4. If you type the command
```
  make prog4 
```
  make will find the Makefile but will not find a target named prog4. So it will look in the current directory for a file named prog4.cc and if found, will use default rules to compile and link it and create the executable program. If not found, an error message is given.
5. If you type the command
```
  make clean-all 
```
  make will find the Makefile and the target clean-all. Since this depends on the target clean, it will do the clean target and then remove all the executable programs listed.
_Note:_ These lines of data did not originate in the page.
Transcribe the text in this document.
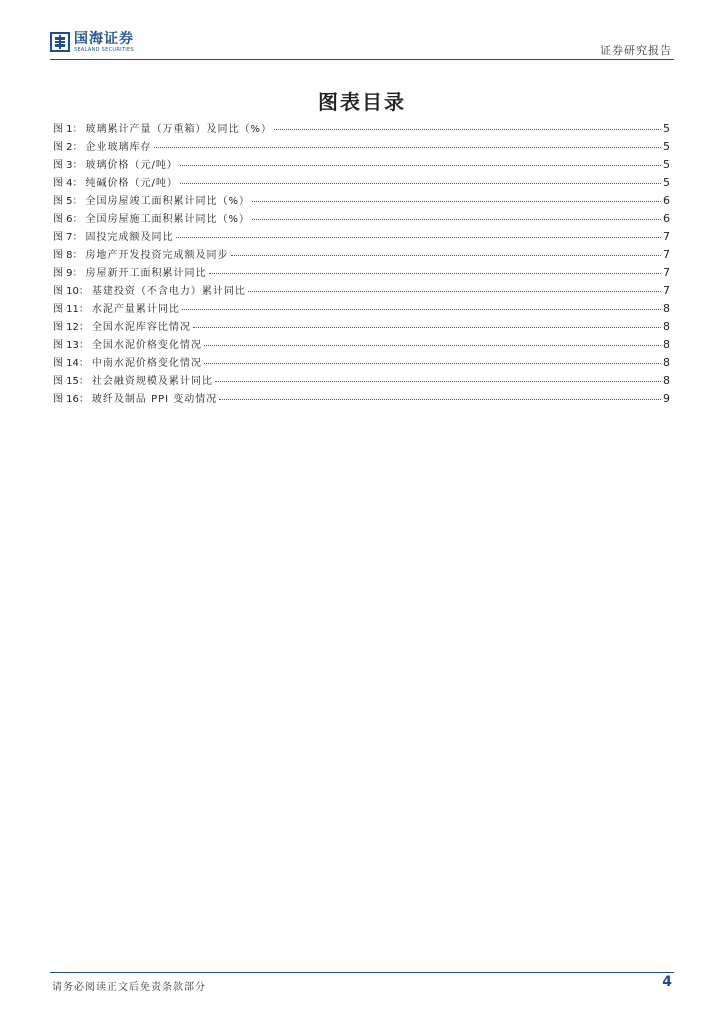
国海证券
SEALAND SECURITIES	证券研究报告
图表目录
图 1 ： 玻璃累计产量（万重箱）及同比（%）	5
图 2 ： 企业玻璃库存	5
图 3 ： 玻璃价格（元/吨）	5
图 4 ： 纯碱价格（元/吨）	5
图 5 ： 全国房屋竣工面积累计同比（%）	6
图 6 ： 全国房屋施工面积累计同比（%）	6
图 7 ： 固投完成额及同比	7
图 8 ： 房地产开发投资完成额及同步	7
图 9 ： 房屋新开工面积累计同比	7
图 10 ： 基建投资（不含电力）累计同比	7
图 11 ： 水泥产量累计同比	8
图 12 ： 全国水泥库容比情况	8
图 13 ： 全国水泥价格变化情况	8
图 14 ： 中南水泥价格变化情况	8
图 15 ： 社会融资规模及累计同比	8
图 16 ： 玻纤及制品 PPI 变动情况	9
请务必阅读正文后免责条款部分	4
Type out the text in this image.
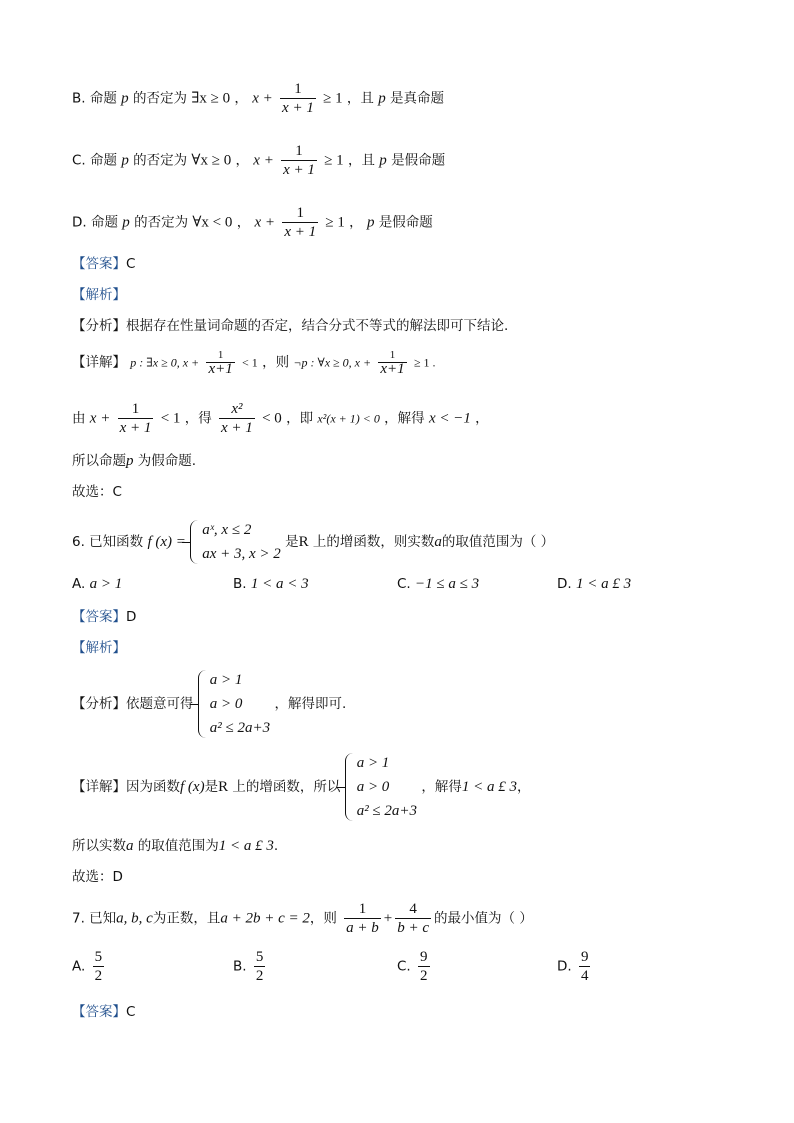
B. 命题 p 的否定为 ∃x ≥ 0 ， $x + \frac{1}{x + 1} \ge 1$ ，且 p 是真命题
C. 命题 p 的否定为 ∀x ≥ 0 ， $x + \frac{1}{x + 1} \ge 1$ ，且 p 是假命题
D. 命题 p 的否定为 ∀x < 0 ， $x + \frac{1}{x + 1} \ge 1$ ， p 是假命题
【答案】C
【解析】
【分析】根据存在性量词命题的否定，结合分式不等式的解法即可下结论.
【详解】 p : ∃x ≥ 0, $x + \frac{1}{x+1} < 1$ ，则 ¬p : ∀x ≥ 0, $x + \frac{1}{x+1} \ge 1$ .
由 $x + \frac{1}{x + 1} < 1$ ，得 $\frac{\text{x²}}{x + 1} < 0$ ，即 x²(x + 1) < 0 ，解得 x < −1 ，
所以命题p 为假命题.
故选：C
6. 已知函数 f (x) =
aˣ, x ≤ 2
ax + 3, x > 2
是R 上的增函数，则实数a的取值范围为（ ）
A. a > 1	B. 1 < a < 3	C. −1 ≤ a ≤ 3	D. 1 < a £ 3
【答案】D
【解析】
【分析】依题意可得
a > 1
a > 0
a² ≤ 2a+3
，解得即可.
【详解】因为函数f (x)是R 上的增函数，所以
a > 1
a > 0
a² ≤ 2a+3
，解得1 < a £ 3，
所以实数a 的取值范围为1 < a £ 3.
故选：D
7. 已知a, b, c为正数，且a + 2b + c = 2，则 $\frac{1}{a + b} + \frac{4}{b + c}$ 的最小值为（ ）
A. $\frac{5}{2}$	B. $\frac{5}{2}$	C. $\frac{9}{2}$	D. $\frac{9}{4}$
【答案】C
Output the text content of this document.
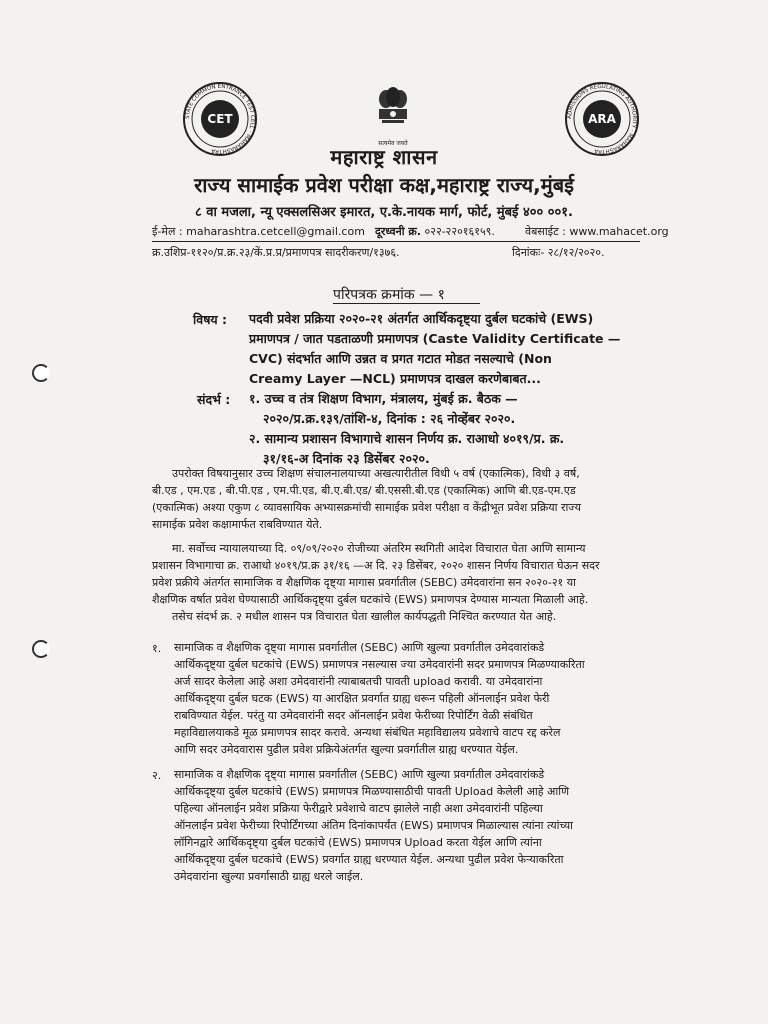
STATE COMMON ENTRANCE TEST CELL · MAHARASHTRA
CET	ADMISSIONS REGULATING AUTHORITY · MAHARASHTRA
ARA
सत्यमेव जयते
महाराष्ट्र शासन
राज्य सामाईक प्रवेश परीक्षा कक्ष,महाराष्ट्र राज्य,मुंबई
८ वा मजला, न्यू एक्सलसिअर इमारत, ए.के.नायक मार्ग, फोर्ट, मुंबई ४०० ००१.
ई-मेल : maharashtra.cetcell@gmail.com दूरध्वनी क्र. ०२२-२२०१६१५९.	वेबसाईट : www.mahacet.org
क्र.उशिप्र-११२०/प्र.क्र.२३/कें.प्र.प्र/प्रमाणपत्र सादरीकरण/१३७६.	दिनांकः- २८/१२/२०२०.
परिपत्रक क्रमांक — १
विषय : पदवी प्रवेश प्रक्रिया २०२०-२१ अंतर्गत आर्थिकदृष्ट्या दुर्बल घटकांचे (EWS)
प्रमाणपत्र / जात पडताळणी प्रमाणपत्र (Caste Validity Certificate —
CVC) संदर्भात आणि उन्नत व प्रगत गटात मोडत नसल्याचे (Non
Creamy Layer —NCL) प्रमाणपत्र दाखल करणेबाबत...
संदर्भ : १. उच्च व तंत्र शिक्षण विभाग, मंत्रालय, मुंबई क्र. बैठक —
२०२०/प्र.क्र.१३९/तांशि-४, दिनांक : २६ नोव्हेंबर २०२०.
२. सामान्य प्रशासन विभागाचे शासन निर्णय क्र. राआधो ४०१९/प्र. क्र.
३१/१६-अ दिनांक २३ डिसेंबर २०२०.
उपरोक्त विषयानुसार उच्च शिक्षण संचालनालयाच्या अखत्यारीतील विधी ५ वर्ष (एकात्मिक), विधी ३ वर्ष,
बी.एड , एम.एड , बी.पी.एड , एम.पी.एड, बी.ए.बी.एड/ बी.एससी.बी.एड (एकात्मिक) आणि बी.एड-एम.एड
(एकात्मिक) अश्या एकुण ८ व्यावसायिक अभ्यासक्रमांची सामाईक प्रवेश परीक्षा व केंद्रीभूत प्रवेश प्रक्रिया राज्य
सामाईक प्रवेश कक्षामार्फत राबविण्यात येते.
मा. सर्वोच्च न्यायालयाच्या दि. ०९/०९/२०२० रोजीच्या अंतरिम स्थगिती आदेश विचारात घेता आणि सामान्य
प्रशासन विभागाचा क्र. राआधो ४०१९/प्र.क्र ३१/१६ —अ दि. २३ डिसेंबर, २०२० शासन निर्णय विचारात घेऊन सदर
प्रवेश प्रक्रीये अंतर्गत सामाजिक व शैक्षणिक दृष्ट्या मागास प्रवर्गातील (SEBC) उमेदवारांना सन २०२०-२१ या
शैक्षणिक वर्षात प्रवेश घेण्यासाठी आर्थिकदृष्ट्या दुर्बल घटकांचे (EWS) प्रमाणपत्र देण्यास मान्यता मिळाली आहे.
तसेच संदर्भ क्र. २ मधील शासन पत्र विचारात घेता खालील कार्यपद्धती निश्चित करण्यात येत आहे.
१. सामाजिक व शैक्षणिक दृष्ट्या मागास प्रवर्गातील (SEBC) आणि खुल्या प्रवर्गातील उमेदवारांकडे
आर्थिकदृष्ट्या दुर्बल घटकांचे (EWS) प्रमाणपत्र नसल्यास ज्या उमेदवारांनी सदर प्रमाणपत्र मिळण्याकरिता
अर्ज सादर केलेला आहे अशा उमेदवारांनी त्याबाबतची पावती upload करावी. या उमेदवारांना
आर्थिकदृष्ट्या दुर्बल घटक (EWS) या आरक्षित प्रवर्गात ग्राह्य धरून पहिली ऑनलाईन प्रवेश फेरी
राबविण्यात येईल. परंतु या उमेदवारांनी सदर ऑनलाईन प्रवेश फेरीच्या रिपोर्टिंग वेळी संबंधित
महाविद्यालयाकडे मूळ प्रमाणपत्र सादर करावे. अन्यथा संबंधित महाविद्यालय प्रवेशाचे वाटप रद्द करेल
आणि सदर उमेदवारास पुढील प्रवेश प्रक्रियेअंतर्गत खुल्या प्रवर्गातील ग्राह्य धरण्यात येईल.
२. सामाजिक व शैक्षणिक दृष्ट्या मागास प्रवर्गातील (SEBC) आणि खुल्या प्रवर्गातील उमेदवारांकडे
आर्थिकदृष्ट्या दुर्बल घटकांचे (EWS) प्रमाणपत्र मिळण्यासाठीची पावती Upload केलेली आहे आणि
पहिल्या ऑनलाईन प्रवेश प्रक्रिया फेरीद्वारे प्रवेशाचे वाटप झालेले नाही अशा उमेदवारांनी पहिल्या
ऑनलाईन प्रवेश फेरीच्या रिपोर्टिंगच्या अंतिम दिनांकापर्यंत (EWS) प्रमाणपत्र मिळाल्यास त्यांना त्यांच्या
लॉगिनद्वारे आर्थिकदृष्ट्या दुर्बल घटकांचे (EWS) प्रमाणपत्र Upload करता येईल आणि त्यांना
आर्थिकदृष्ट्या दुर्बल घटकांचे (EWS) प्रवर्गात ग्राह्य धरण्यात येईल. अन्यथा पुढील प्रवेश फेऱ्याकरिता
उमेदवारांना खुल्या प्रवर्गासाठी ग्राह्य धरले जाईल.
The first sample makefile is easily modifiable by just changing the values stored in the variable names. It is good to use if you have a single project to build and just want to use the default rules that make has. The second sample is a little more work to modify, but allows you to create more than one project and to specify explicit rules for how to create all targets.